Es ist eine Frage der Zeit, bis China die USA als stärkste Wirtschaftsnation überholen wird. Donald Trump könnte für Peking dabei sogar zu einem Glücksfall werden. Sollte er das amerikanische Freihandelsprojekt TPP tatsächlich aufgeben, wird Terrain für Chinas Konkurrenzprojekt RCEP frei. Dieses Freihandelsabkommen schliesst neben den zehn Asean-Ländern Australien, Indien, Japan, Südkorea und Neuseeland, nicht aber die USA ein. Neue Chancen ergäben sich auch in Lateinamerika, sollte Trump die angekündigte Mauer zu Mexiko bauen. China, das derzeit seinen eigenen Markt gegen aussen immer mehr abschottet, stünde plötzlich als Förderer des Freihandels im Pazifik da – das Bild ist schief, aber nicht unrealistisch.

Anders sieht Chinas Position in der Politik aus. Das Land ist weit davon entfernt, eine weltpolitische Ordnungsmacht zu sein. Lange war Pekings Aussenpolitik auf eine wirtschaftliche Dimension reduziert; sie war dazu da, in seinen ärmeren Nachbarländern, in Afrika und Lateinamerika den Rohstoffhunger des Landes zu stillen. In wichtigen internationalen Organisationen ist China zwar Mitglied, hat aber bisher nach dem Prinzip der Nichteinmischung gehandelt und kaum Initiative ergriffen. Vertreter Pekings machten nie ein Hehl daraus, dass sie die Werte, die den westlich geprägten Institutionen zugrunde liegen, nicht teilen.

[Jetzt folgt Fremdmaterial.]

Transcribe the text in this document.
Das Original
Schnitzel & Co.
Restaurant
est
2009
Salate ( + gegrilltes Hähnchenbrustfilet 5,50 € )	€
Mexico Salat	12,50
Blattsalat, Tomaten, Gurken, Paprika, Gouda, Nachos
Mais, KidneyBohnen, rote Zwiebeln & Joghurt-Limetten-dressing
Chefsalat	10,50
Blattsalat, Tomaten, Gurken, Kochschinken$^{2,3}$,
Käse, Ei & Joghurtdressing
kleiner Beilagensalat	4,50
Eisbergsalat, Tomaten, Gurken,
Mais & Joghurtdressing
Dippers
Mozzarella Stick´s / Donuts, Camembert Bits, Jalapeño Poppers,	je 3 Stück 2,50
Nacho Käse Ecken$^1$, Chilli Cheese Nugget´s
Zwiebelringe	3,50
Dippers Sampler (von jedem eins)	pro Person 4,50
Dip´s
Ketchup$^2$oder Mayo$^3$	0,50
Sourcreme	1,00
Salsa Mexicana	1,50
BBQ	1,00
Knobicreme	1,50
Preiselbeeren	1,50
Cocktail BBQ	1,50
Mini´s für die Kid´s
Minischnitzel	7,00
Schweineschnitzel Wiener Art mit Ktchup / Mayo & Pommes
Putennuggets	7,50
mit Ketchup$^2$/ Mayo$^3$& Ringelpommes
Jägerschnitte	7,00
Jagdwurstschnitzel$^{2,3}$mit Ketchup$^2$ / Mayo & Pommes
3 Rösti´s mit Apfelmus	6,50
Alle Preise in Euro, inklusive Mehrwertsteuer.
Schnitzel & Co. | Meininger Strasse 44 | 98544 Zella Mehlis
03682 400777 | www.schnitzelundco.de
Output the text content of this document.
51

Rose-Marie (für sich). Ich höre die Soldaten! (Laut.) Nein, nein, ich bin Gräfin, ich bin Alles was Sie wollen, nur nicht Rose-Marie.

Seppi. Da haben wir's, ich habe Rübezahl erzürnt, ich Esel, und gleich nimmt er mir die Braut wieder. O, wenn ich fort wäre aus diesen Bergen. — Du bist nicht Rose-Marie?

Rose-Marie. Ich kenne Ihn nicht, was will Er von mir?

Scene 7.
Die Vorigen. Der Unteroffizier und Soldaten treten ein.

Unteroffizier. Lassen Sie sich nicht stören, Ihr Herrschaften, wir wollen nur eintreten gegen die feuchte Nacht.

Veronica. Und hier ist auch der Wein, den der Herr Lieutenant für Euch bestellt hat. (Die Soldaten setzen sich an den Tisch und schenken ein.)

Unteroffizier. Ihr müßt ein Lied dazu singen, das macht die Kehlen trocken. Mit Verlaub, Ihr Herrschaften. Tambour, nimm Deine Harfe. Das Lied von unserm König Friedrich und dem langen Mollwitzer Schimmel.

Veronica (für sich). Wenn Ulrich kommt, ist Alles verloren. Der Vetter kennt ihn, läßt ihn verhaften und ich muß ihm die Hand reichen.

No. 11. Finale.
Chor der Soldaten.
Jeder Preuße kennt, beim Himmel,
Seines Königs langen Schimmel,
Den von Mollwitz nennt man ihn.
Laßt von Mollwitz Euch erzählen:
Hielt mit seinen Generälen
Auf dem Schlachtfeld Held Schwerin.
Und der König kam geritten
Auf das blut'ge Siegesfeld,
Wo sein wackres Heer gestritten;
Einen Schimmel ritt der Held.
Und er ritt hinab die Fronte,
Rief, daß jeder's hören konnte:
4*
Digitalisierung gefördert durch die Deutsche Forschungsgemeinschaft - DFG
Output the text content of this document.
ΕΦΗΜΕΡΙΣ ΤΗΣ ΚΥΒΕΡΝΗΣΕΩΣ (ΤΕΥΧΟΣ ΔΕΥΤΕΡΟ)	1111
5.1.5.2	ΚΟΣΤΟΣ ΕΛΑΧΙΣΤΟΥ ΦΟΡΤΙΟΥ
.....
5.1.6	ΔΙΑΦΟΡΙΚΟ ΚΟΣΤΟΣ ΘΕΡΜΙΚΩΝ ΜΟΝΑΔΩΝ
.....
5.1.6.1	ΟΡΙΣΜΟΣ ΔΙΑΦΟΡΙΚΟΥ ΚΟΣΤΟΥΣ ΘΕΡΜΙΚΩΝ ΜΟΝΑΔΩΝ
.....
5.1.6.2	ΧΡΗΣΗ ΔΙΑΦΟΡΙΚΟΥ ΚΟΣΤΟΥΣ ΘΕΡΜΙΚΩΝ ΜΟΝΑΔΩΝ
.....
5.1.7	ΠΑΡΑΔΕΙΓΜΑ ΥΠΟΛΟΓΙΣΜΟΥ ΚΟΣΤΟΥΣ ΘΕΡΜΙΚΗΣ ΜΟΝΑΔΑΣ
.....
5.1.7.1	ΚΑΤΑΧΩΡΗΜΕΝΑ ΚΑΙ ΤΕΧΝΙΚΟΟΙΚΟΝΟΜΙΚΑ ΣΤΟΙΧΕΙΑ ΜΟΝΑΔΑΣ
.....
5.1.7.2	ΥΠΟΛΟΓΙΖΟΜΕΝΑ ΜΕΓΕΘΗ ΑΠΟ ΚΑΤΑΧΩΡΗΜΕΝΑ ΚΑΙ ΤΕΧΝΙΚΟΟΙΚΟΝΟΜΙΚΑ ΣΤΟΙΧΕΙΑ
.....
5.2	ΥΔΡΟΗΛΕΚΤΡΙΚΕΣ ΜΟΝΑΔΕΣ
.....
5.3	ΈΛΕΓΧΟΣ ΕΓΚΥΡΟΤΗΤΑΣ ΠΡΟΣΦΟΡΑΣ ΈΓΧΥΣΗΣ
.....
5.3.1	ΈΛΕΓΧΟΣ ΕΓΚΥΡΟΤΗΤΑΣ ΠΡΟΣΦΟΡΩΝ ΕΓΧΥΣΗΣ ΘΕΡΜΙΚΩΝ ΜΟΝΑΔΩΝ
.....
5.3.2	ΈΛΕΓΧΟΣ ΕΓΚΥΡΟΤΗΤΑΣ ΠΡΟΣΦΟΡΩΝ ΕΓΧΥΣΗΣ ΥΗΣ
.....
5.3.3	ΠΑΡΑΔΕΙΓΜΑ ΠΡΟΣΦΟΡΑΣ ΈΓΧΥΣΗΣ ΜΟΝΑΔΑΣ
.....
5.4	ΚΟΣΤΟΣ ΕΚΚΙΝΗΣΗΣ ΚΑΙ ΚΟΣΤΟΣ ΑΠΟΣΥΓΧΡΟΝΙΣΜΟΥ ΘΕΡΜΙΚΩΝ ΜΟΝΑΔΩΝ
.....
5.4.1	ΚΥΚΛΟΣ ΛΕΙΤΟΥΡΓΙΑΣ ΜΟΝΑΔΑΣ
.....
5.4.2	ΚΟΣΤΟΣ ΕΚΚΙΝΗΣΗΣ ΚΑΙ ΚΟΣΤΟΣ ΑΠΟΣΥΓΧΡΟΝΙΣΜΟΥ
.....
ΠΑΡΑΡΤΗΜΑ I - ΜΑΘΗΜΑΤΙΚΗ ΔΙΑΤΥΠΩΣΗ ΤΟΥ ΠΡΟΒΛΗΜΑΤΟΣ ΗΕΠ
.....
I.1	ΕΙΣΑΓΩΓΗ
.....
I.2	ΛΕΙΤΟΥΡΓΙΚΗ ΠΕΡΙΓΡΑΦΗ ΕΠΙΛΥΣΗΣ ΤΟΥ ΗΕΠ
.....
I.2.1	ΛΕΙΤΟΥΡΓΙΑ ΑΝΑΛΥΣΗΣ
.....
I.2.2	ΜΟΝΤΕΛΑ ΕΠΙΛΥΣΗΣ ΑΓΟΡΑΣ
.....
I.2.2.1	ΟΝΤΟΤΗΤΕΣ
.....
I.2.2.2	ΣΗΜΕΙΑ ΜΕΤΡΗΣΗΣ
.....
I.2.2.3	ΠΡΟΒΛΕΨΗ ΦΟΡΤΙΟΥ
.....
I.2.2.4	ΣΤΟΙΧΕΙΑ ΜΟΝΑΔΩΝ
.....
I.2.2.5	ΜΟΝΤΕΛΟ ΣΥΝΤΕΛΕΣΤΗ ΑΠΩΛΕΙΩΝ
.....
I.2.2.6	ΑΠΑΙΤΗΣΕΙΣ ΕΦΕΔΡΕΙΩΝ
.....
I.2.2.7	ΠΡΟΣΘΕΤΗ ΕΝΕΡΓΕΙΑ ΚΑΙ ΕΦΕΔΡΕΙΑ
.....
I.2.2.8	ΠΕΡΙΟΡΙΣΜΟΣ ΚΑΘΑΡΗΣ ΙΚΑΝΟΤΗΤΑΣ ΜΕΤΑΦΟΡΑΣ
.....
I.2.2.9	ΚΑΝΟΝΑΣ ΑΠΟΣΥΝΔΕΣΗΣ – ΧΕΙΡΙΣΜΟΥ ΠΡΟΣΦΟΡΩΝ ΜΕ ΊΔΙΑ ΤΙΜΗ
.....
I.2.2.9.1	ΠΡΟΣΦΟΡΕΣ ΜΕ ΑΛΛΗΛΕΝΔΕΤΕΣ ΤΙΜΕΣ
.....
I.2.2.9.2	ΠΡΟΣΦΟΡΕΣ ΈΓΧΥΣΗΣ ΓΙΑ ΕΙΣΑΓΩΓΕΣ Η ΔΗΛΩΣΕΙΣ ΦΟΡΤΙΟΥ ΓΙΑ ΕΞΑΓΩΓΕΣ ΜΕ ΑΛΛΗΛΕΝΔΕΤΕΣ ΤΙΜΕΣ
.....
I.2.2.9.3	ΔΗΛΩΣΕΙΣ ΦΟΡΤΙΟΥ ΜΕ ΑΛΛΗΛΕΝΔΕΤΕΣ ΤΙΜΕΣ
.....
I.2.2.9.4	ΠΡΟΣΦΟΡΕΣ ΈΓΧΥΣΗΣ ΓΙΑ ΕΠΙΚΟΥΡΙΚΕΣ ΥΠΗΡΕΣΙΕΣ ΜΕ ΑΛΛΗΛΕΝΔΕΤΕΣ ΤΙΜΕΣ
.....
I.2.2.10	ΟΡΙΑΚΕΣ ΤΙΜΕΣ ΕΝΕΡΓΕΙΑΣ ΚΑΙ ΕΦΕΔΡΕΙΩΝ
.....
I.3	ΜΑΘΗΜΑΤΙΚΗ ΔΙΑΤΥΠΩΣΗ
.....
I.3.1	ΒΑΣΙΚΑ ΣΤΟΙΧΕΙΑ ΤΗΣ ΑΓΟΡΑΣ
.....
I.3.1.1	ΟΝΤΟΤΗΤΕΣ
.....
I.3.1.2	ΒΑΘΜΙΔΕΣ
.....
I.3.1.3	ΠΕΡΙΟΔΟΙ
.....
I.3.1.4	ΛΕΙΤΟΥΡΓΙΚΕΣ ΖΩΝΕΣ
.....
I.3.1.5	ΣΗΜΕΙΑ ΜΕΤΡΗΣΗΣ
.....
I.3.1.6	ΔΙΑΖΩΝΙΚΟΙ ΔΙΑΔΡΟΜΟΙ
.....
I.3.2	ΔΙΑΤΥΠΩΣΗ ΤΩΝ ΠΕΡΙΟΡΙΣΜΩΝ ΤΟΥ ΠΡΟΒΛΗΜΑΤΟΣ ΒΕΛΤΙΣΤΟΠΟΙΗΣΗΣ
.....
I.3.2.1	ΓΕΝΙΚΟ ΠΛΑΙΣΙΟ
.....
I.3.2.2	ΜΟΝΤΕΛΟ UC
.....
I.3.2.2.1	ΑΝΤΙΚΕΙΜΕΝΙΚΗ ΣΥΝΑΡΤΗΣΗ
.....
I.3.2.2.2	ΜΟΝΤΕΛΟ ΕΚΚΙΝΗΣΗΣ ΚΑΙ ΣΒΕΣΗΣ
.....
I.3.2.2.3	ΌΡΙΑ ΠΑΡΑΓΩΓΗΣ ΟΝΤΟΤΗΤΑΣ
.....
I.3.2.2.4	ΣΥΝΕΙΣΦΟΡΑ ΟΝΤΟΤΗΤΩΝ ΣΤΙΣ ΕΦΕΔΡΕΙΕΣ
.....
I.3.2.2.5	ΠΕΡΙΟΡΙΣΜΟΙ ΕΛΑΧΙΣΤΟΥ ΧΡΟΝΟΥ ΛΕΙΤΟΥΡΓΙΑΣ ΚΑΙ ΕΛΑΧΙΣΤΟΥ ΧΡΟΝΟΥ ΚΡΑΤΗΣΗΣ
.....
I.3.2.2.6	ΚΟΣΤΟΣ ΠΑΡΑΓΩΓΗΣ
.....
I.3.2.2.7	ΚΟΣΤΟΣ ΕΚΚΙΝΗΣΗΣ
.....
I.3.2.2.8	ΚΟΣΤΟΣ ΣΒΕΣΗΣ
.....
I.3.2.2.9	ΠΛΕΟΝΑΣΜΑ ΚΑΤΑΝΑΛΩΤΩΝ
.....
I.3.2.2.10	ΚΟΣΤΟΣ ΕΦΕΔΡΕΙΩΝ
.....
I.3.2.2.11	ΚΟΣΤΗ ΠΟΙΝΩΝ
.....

Seit Xi Jinping vor vier Jahren an die Macht kam, hat sich China etwas mehr nach aussen orientiert: Es gründete eigene Institutionen wie die Asiatische Infrastruktur-Investitionsbank (AIIB), war Gastgeber für mehrere wichtige Gipfeltreffen und stand der G-20 vor. Peking hat erste zaghafte Versuche in diplomatischen Missionen unternommen und den personellen Beitrag an Uno-Friedenstruppen deutlich erhöht. Auf aussenpolitische Ambitionen deuten auch der von Xi forcierte Umbau der Armee und die Aufrüstung hin. Deutlich wie nie macht China im Ost- und im Südchinesischen Meer seine Gebietsansprüche geltend und legt sich dabei auch mit den USA an. Bis anhin bietet allein das militärisch deutlich überlegene Amerika Chinas Expansionismus wirksam die Stirn. Ist die Wahl von Donald Trump, der die US-Allianzen in der Welt infrage stellt und wirtschaftlichen Protektionismus ankündigt, die Steilvorlage für Chinas Aufstieg zur neuen Ordnungsmacht? Peking hat – vorerst – andere Prioritäten; und das ist des Westens Glück.

Die andere Machtbasis

Die kommunistische Führung braucht den Grossteil ihrer Energie nach wie vor für innere Angelegenheiten; und das wird sich so bald nicht ändern. Auch wenn die Entwicklung des Landes rasant und beeindruckend ist – seit den achtziger Jahren ist es Millionen von Menschen gelungen, der Armut zu entfliehen –, Xi Jinping steht innenpolitisch vor einem riesigen Berg an Aufgaben. Ein wachsender Mittelstand möchte wohnen, reisen und gutbezahlte Arbeit finden. Wirtschaftlich hat China vor allem die tief hängenden Früchte geerntet; nun muss das System, das noch immer stark auf der staatlich gestützten Schwerindustrie und billigen Exporten fusst, dringend reformiert werden. Die Gefahr, dass China in der «middle-income trap» landet, die Einkommen also nicht mehr weiterwachsen und das Wachstum stagniert, ist latent. Der wachsende Energiebedarf steht beschränkten Ressourcen gegenüber, und das Land leidet nach wie vor unter den heftigsten Umweltverschmutzungen der Welt. Agiert hat Chinas Führung bisher punktuell; vor allem hat sie reagiert – auch auf die innenpolitischen Spannungen. Das gesellschaftliche Klima unter Xi Jinping ist so repressiv wie seit Jahrzehnten nicht mehr. Vor diesem Hintergrund ergibt es für Peking wenig Sinn, sich aktiv in internationale Konflikte fernab der eigenen Grenzen einzumischen.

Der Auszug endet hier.